From the software engineering perspective I want the implementation to follow these principles:
- DRY (Don't Repeat Yourself): Avoid code duplication by centralizing the logic for loading environment variables in a single module. This will make the codebase cleaner and easier to maintain.
- KISS (Keep It Simple, Stupid): The solution should be straightforward and easy to understand. Avoid unnecessary complexity in the implementation.
- YAGNI (You Aren't Gonna Need It): Focus on the current requirements and avoid adding features or functionality that are not needed at this moment. The implementation should be focused on the task at hand without over-engineering.

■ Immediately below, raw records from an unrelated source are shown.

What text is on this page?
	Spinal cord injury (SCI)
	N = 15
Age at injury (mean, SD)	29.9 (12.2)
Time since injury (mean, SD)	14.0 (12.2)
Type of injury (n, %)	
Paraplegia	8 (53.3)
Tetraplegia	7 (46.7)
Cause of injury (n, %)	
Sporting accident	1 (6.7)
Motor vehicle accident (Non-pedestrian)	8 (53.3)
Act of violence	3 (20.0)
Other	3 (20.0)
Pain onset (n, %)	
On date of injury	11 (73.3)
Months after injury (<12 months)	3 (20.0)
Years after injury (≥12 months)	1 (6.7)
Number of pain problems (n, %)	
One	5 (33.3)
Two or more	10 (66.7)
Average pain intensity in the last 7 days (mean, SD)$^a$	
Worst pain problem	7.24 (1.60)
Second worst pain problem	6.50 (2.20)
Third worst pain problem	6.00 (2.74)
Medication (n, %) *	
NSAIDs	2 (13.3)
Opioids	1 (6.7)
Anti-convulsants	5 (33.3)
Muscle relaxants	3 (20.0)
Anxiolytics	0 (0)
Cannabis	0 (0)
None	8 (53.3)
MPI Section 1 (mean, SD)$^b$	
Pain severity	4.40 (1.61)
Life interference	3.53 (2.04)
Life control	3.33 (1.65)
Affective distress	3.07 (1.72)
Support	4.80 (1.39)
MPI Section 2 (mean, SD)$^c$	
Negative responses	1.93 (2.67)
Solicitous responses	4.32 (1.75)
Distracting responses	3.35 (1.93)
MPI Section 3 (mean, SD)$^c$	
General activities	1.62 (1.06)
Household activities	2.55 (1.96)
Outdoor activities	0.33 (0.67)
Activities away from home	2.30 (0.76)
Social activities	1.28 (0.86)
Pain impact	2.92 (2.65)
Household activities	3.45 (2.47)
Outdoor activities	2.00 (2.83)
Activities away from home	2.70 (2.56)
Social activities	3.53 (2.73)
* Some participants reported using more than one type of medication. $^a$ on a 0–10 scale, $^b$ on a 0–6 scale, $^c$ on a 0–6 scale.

- SOLID principles: Ensure that the code adheres to the SOLID principles of object-oriented design, promoting maintainability and scalability.
- Modularity: The code should be organized into modules that encapsulate specific functionality, making it easier to test and maintain.
- Readability: The code should be easy to read and understand, with clear naming conventions and comments where necessary.
- Zen of Python: The implementation should follow the principles outlined in the Zen of Python, such as simplicity, readability, and explicitness.
- Follow Martin Fowler's Refactoring Principles: The implementation should adhere to the refactoring principles outlined by Martin Fowler, promoting clean code and maintainability. The key is to write code that humans can understand easily.
- Code should be able to read like a book with clear structure and flow and clear and descriptive names.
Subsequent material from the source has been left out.